La tappa è andata invece a Filippo Ganna, protagonista del solito show per completare una sensazionale quaterna personale di vittorie.

Giro, Ganna conclude con un poker

La cronometro di Milano che ha fatto calare il sipario sul Giro d'Italia era chiamata a dirimere la questione sul successo finale, mai così incerto come in questa edizione. Dopo la battaglia in montagna del 24 ottobre sul Sestriere, al via di quest'ultima fatica si sono presentati a pari tempo Jai Hindley e Tao Geoghegan Hart, ma con la maglia rosa sulle spalle dell'australiano della Sunweb.

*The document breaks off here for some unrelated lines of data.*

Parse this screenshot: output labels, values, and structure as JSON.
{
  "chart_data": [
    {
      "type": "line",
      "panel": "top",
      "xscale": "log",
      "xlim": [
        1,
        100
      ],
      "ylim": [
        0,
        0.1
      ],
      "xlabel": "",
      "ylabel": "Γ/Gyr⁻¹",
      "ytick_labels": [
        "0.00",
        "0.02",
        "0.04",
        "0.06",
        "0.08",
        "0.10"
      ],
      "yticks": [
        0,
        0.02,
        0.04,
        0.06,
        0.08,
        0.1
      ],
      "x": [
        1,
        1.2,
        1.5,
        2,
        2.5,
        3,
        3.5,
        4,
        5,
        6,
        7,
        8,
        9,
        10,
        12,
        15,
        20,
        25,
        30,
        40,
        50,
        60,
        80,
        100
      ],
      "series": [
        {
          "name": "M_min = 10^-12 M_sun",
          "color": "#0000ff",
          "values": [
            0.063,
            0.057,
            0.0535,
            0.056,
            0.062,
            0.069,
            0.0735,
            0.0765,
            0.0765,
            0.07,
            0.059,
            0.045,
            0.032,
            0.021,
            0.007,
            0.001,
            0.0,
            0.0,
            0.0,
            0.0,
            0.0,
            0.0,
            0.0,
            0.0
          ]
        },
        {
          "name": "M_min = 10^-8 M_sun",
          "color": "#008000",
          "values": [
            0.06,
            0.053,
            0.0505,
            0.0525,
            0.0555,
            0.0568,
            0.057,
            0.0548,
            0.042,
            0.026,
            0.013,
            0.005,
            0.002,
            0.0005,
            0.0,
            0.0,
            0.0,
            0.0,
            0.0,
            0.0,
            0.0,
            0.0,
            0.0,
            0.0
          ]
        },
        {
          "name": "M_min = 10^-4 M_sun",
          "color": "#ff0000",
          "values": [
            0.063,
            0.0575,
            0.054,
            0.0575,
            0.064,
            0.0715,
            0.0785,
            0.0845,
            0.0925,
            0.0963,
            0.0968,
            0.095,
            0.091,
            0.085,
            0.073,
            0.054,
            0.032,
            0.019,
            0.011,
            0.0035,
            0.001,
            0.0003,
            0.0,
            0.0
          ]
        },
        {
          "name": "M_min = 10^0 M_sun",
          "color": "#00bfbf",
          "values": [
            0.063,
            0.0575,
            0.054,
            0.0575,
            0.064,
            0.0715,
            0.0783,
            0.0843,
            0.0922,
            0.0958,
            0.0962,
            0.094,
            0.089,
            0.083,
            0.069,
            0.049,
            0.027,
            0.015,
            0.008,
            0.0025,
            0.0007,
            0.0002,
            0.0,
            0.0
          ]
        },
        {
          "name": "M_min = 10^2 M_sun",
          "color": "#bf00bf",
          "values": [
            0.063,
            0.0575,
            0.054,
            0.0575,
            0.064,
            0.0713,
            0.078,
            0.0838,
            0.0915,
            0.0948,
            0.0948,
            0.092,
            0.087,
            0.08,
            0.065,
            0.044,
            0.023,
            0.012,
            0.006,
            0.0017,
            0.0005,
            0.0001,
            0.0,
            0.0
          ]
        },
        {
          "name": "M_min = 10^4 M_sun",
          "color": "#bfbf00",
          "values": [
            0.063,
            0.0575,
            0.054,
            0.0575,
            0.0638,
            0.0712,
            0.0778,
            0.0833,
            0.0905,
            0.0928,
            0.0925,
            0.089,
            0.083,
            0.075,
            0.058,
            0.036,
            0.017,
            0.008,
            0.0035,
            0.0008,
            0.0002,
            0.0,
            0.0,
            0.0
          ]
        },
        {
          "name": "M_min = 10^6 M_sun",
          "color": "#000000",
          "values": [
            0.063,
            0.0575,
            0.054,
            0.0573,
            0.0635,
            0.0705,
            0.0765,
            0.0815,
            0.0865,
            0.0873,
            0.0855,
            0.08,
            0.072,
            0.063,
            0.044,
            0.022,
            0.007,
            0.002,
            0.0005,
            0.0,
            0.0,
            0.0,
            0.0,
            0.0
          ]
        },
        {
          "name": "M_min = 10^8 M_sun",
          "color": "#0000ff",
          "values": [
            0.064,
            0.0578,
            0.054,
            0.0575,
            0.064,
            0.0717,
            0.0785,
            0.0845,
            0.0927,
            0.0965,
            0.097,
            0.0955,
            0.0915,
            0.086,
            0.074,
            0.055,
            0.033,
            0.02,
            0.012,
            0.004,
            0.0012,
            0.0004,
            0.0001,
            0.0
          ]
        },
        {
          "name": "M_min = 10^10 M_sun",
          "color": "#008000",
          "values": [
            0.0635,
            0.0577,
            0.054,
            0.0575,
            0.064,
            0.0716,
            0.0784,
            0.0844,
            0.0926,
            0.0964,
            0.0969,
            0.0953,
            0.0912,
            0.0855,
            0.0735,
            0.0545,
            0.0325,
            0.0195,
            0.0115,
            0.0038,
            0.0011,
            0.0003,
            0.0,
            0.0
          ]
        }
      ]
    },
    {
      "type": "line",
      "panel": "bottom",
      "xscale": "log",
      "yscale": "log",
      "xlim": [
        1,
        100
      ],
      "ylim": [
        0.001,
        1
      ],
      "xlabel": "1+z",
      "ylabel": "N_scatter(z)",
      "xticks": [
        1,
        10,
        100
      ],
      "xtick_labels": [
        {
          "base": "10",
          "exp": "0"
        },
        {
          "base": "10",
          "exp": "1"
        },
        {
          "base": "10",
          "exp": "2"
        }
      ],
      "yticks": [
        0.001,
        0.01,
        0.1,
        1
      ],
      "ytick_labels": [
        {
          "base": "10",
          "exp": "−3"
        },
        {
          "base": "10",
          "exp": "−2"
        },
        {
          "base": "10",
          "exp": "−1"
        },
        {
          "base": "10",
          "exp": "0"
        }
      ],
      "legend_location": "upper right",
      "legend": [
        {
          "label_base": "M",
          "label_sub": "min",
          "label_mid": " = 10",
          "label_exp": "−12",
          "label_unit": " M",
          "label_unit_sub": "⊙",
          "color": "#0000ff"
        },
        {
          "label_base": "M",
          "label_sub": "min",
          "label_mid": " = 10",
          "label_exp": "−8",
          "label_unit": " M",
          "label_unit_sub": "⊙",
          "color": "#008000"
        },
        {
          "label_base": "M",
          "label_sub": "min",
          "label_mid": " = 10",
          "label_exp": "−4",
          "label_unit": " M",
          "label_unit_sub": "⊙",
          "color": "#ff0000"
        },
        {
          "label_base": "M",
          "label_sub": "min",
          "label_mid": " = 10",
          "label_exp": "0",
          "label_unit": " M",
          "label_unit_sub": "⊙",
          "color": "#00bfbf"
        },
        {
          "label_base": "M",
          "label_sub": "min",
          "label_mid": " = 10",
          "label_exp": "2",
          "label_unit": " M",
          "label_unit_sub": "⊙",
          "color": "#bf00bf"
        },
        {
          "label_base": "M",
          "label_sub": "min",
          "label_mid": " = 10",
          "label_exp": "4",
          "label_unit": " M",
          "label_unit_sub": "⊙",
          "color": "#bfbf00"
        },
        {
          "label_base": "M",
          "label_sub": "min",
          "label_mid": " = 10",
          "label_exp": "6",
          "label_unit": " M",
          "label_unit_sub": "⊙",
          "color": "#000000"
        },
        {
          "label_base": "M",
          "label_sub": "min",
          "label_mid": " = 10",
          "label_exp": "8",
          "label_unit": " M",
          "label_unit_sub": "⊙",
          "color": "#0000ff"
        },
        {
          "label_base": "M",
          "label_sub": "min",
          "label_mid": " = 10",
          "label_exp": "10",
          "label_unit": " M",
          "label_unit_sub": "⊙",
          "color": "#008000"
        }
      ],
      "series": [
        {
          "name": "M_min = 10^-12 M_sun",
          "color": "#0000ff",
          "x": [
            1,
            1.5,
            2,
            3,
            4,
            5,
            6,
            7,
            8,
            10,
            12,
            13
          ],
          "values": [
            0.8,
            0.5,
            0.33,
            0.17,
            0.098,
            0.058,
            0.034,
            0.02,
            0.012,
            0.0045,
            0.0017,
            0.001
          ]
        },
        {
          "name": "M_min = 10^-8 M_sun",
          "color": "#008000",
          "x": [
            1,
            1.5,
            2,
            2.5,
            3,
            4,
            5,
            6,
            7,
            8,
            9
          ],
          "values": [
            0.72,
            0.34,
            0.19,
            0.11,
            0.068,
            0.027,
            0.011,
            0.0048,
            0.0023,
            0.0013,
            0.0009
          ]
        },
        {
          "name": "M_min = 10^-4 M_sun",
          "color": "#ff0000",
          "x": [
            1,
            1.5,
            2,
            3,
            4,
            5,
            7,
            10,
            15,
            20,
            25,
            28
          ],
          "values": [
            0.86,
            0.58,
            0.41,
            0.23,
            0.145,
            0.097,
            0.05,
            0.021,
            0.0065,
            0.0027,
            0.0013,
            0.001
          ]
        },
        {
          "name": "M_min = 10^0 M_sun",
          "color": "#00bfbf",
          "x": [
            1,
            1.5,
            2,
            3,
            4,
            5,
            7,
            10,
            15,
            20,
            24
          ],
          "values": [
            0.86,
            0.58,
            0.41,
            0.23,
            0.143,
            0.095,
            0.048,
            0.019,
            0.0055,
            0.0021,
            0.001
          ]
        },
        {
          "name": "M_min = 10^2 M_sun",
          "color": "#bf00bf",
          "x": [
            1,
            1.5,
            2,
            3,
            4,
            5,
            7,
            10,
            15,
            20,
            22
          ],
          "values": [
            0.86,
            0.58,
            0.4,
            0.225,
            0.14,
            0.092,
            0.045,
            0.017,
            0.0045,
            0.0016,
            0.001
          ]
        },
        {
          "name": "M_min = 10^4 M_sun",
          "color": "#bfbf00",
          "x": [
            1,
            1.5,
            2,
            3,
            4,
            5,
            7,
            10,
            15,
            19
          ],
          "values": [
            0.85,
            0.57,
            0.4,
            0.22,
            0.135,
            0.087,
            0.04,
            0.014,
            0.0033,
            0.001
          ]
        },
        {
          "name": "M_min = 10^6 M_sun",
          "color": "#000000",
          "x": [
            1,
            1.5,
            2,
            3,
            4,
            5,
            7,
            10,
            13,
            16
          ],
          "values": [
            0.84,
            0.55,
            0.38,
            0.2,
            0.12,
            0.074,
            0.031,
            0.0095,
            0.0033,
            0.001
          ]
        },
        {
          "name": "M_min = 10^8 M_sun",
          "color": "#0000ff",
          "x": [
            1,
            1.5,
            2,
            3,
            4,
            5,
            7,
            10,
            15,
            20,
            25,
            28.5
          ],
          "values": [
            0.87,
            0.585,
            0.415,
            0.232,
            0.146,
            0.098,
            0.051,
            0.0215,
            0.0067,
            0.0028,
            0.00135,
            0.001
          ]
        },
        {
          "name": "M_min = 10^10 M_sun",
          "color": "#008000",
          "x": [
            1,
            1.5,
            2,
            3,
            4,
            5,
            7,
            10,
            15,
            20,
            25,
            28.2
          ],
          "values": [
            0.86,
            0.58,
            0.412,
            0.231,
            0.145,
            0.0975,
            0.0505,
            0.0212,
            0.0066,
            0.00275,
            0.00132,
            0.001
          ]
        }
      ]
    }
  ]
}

Prima della sfida diretta per il successo finale tra l'australiano e il britannico è stata la volta degli specialisti delle prove contro il tempo di contendersi il successo di giornata. In realtà, come nelle altre tappe a cronometro, non c'è stata partita perché Filippo Ganna ha fatto corsa a sé, spingendo con grande efficacia e potenza su un tracciato ideale per lui, fatto in gran parte di lunghi rettilinei pianeggianti.

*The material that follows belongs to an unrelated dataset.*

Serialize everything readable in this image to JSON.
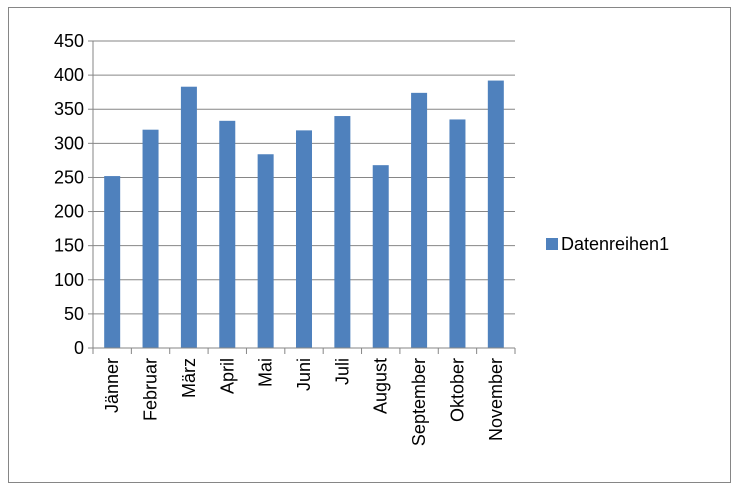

Il corridore piemontese ha chiuso con 32" di vantaggio su Campenaerts e Dennis, completando uno strepitoso poker di vittorie personali e regalando la settima perla alla Ineos in questo Giro d'Italia.

Geoghegan Hart troppo forte per Hindley

La corsa per la vittoria finale di questo Giro d'Italia prometteva una sfida all'ultimo secondo tra Tao Geoghegan Hart e Jai Hindley, ma dopo poche centinaia di metri si è subito capito che l'australiano non avrebbe potuto reggere il confronto.

Il britannico è riuscito a spingere un lungo rapporto facendo una buona velocità, mentre Hindley ha dimostrato di essere ancora poco consistente nelle crono. La maglia rosa ha cercato di difendersi pedalando ad altissime frequenze ma senza sviluppare velocità e il confronto è stato senza storia. Già all'intermedio Geoghegan Hart è passato con 22" di vantaggio, una tendenza incontrovertibile che al traguardo ha portato a 39" il distacco tra i due.

Partito come gregario di Geraint Thomas, finito fuori dalla top ten dopo le prime montagne e scoperto da Piancavallo in poi, Geoghegan Hart ha così conquistato la 103ª edizione del Giro d'Italia che ha confermato in maniera inequivocabile il cambio generazionale già in atto.

Hindley si è dovuto accontentare del secondo posto finale, con Kelderman sul terzo gradino del podio e probabilmente con qualche rimpianto per aver perso l'occasione della vita. Joao Almeida, brillante protagonista anche nell'ultima frazione, ha scavalcato Pello Bilbao al quarto posto della classifica finale, con gli altri piazzamenti nella top ten tutti confermati e Nibali primo italiano al settimo posto.

Geoghegan Hart si è preso anche la maglia bianca di miglior giovane, mentre gli altri verdetti erano già noti, con la ciclamino ad Arnaud Demare, l'azzurra a Ruben Guerreiro e la classifica a squadre per la Ineos.